As touched on above, it appears that the hybrid work model is here to stay. This makes sense, as it allows opportunities for employees to devote more energy to home life than a traditional 9-5 while also holding space for the increased productivity that can arise during in-person brainstorming.
An example of hybrid work is a work arrangement where employees split their time between working remotely and working in the office. This could mean working from home for part of the week and coming into the office for the remaining days, or it could mean working from home in the morning and then coming into the office in the afternoon.

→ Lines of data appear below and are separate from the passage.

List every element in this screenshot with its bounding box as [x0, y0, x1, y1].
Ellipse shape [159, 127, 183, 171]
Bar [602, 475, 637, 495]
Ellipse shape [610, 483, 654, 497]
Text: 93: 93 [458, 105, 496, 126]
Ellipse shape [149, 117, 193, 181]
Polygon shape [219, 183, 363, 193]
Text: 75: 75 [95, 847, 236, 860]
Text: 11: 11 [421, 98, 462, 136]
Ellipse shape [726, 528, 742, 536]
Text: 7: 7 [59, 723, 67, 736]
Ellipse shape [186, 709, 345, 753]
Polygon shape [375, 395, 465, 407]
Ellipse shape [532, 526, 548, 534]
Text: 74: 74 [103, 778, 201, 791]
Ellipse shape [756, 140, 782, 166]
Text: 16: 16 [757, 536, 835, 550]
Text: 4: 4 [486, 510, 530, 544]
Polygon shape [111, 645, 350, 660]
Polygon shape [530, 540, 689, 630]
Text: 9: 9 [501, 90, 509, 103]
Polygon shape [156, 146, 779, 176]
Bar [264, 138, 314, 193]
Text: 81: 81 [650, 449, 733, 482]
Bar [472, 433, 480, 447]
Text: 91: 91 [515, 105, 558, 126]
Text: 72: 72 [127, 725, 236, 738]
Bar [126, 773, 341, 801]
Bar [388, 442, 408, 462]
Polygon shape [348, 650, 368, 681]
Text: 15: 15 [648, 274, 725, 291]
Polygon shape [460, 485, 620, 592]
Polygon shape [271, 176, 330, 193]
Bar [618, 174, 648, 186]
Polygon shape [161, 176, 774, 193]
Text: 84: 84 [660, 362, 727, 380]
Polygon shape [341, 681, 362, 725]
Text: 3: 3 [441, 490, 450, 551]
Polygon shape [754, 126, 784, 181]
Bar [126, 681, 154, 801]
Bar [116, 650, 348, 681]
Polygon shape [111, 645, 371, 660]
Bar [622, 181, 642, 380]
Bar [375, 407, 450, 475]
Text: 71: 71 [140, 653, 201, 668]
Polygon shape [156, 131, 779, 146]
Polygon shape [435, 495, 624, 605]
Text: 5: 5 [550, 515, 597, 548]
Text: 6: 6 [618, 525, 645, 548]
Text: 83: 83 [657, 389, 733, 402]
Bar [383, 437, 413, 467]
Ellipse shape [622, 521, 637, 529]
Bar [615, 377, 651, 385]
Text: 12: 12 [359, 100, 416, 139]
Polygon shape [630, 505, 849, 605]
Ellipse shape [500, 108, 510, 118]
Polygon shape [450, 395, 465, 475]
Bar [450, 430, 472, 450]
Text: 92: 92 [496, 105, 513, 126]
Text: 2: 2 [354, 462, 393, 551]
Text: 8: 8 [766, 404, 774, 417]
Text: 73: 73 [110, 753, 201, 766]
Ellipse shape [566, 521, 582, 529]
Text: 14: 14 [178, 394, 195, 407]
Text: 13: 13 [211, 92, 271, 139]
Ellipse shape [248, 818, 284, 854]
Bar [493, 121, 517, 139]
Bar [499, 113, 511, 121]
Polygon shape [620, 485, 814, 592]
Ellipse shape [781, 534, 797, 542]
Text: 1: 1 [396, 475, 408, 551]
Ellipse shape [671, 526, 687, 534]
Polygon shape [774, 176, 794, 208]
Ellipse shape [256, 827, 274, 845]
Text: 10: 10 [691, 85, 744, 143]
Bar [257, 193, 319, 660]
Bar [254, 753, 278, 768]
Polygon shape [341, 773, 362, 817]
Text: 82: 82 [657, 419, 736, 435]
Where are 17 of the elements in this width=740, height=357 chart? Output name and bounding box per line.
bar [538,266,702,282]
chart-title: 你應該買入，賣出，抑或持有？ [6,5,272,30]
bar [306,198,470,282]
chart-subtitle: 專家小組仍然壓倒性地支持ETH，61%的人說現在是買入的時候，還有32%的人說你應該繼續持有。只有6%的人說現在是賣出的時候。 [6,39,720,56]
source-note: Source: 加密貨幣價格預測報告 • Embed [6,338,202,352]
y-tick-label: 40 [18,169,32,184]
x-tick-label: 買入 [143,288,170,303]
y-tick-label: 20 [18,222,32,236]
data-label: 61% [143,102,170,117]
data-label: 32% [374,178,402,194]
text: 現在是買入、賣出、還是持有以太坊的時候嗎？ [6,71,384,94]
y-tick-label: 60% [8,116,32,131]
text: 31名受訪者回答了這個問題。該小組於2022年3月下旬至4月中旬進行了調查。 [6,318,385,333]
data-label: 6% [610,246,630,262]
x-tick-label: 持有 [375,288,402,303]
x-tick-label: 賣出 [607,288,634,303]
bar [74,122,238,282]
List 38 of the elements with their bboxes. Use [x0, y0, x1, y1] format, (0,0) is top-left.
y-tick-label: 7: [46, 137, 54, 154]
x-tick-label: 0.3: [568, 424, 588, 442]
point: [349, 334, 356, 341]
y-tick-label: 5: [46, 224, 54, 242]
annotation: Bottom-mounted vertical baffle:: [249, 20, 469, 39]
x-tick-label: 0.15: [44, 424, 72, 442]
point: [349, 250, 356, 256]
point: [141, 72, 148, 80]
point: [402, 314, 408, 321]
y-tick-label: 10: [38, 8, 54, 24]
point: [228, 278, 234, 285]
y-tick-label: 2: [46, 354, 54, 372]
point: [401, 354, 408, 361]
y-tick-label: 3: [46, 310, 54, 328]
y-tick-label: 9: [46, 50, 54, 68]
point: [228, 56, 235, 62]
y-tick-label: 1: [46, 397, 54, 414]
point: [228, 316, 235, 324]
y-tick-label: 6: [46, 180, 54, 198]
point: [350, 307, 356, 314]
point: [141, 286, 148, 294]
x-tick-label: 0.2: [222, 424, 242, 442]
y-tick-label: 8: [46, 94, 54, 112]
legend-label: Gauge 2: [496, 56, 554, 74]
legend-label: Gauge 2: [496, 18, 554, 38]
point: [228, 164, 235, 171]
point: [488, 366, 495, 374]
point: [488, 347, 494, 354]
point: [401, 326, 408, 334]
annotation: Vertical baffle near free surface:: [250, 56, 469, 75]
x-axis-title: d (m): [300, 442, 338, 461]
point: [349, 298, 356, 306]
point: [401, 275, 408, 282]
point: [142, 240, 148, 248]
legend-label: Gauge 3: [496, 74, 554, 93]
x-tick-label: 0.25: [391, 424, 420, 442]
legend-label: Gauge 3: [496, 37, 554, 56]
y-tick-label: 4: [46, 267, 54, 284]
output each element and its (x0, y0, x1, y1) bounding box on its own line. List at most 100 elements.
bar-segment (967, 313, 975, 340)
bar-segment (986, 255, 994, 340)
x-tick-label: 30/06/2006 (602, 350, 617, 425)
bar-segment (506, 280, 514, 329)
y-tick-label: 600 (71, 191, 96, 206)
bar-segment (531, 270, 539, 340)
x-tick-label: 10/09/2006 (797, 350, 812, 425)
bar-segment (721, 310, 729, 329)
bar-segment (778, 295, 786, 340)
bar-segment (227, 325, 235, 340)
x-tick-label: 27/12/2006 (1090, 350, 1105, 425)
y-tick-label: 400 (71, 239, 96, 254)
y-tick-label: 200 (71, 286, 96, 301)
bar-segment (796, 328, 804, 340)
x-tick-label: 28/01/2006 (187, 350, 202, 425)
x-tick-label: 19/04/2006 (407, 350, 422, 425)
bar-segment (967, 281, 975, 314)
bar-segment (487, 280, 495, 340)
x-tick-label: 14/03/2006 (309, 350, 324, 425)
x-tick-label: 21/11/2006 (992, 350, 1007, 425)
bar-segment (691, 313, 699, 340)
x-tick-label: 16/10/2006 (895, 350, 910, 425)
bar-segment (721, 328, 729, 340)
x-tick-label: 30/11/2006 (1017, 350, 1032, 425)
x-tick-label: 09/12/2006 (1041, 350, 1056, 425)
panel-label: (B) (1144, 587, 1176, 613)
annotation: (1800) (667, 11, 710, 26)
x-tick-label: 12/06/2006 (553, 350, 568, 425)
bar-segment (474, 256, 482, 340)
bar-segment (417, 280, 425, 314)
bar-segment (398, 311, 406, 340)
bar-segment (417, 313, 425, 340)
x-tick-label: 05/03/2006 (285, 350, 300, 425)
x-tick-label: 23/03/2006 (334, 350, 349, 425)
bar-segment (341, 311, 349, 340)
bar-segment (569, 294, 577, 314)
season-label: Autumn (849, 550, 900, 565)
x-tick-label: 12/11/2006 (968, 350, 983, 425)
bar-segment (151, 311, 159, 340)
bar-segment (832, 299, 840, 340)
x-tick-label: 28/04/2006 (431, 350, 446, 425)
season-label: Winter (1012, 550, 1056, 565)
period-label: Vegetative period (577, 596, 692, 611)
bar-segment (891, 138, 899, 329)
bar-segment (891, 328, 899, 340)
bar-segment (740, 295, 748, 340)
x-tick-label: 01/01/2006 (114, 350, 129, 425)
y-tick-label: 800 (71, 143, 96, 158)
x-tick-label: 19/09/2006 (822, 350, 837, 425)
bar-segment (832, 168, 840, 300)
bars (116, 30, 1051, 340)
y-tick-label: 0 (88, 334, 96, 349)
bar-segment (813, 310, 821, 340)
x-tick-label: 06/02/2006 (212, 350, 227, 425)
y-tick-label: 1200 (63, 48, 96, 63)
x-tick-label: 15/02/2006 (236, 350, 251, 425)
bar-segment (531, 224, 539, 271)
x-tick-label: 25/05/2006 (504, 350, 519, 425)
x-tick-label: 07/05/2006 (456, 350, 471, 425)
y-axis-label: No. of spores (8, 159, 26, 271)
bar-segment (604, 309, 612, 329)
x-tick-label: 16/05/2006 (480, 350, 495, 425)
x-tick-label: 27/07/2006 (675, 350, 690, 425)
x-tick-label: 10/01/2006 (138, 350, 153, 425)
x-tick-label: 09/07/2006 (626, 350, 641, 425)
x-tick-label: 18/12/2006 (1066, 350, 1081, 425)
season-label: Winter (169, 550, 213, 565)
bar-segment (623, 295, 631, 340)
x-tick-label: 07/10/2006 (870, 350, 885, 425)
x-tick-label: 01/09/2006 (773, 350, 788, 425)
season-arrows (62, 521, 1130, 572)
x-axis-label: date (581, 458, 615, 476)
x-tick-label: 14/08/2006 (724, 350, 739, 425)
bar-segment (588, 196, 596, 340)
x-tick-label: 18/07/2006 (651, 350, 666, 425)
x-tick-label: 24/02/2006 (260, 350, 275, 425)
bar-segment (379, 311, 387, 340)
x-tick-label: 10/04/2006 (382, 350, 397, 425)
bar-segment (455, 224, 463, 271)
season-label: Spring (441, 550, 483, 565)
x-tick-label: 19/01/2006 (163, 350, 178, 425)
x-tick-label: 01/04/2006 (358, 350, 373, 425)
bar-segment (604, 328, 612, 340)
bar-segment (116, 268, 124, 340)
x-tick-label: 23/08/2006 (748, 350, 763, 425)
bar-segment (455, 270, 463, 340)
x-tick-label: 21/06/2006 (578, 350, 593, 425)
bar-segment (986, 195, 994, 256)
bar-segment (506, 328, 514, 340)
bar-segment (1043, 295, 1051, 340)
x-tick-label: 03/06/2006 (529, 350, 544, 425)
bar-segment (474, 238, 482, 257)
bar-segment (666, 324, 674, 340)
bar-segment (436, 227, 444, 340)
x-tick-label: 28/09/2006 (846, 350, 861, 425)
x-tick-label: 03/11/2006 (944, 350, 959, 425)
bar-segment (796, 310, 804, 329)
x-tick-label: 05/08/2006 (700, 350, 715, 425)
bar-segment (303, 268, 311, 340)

Another example of hybrid work is a work arrangement where employees have the flexibility to choose where they work based on their individual preferences and needs. For instance, employees might have the option to work from home when they need to take care of personal matters or when they simply prefer to work in a quiet environment, and then come into the office for team meetings or other collaborative work.
The question of whether hybrid work is more stressful is a debated topic, and opinions may vary depending on the individual and the organization.
Some studies suggest that hybrid work can be more stressful due to the need to manage multiple communication channels and the potential for work-life balance issues.
For example, an article from CNBC cites a survey report from TinyPulse that found that more than 80% of human resources executives say that hybrid work is proving to be exhausting for employees.
However, other studies suggest that hybrid work can actually be less stressful than traditional office work, as it allows for greater flexibility and autonomy.
For example, a survey released by FlexJobs found that 96% of workers believe a remote or hybrid work arrangement would be best for their mental health.
Ultimately, the stress level of hybrid work will depend on a variety of factors, including the individual’s work style, the organization’s policies and culture, and the nature of the work itself.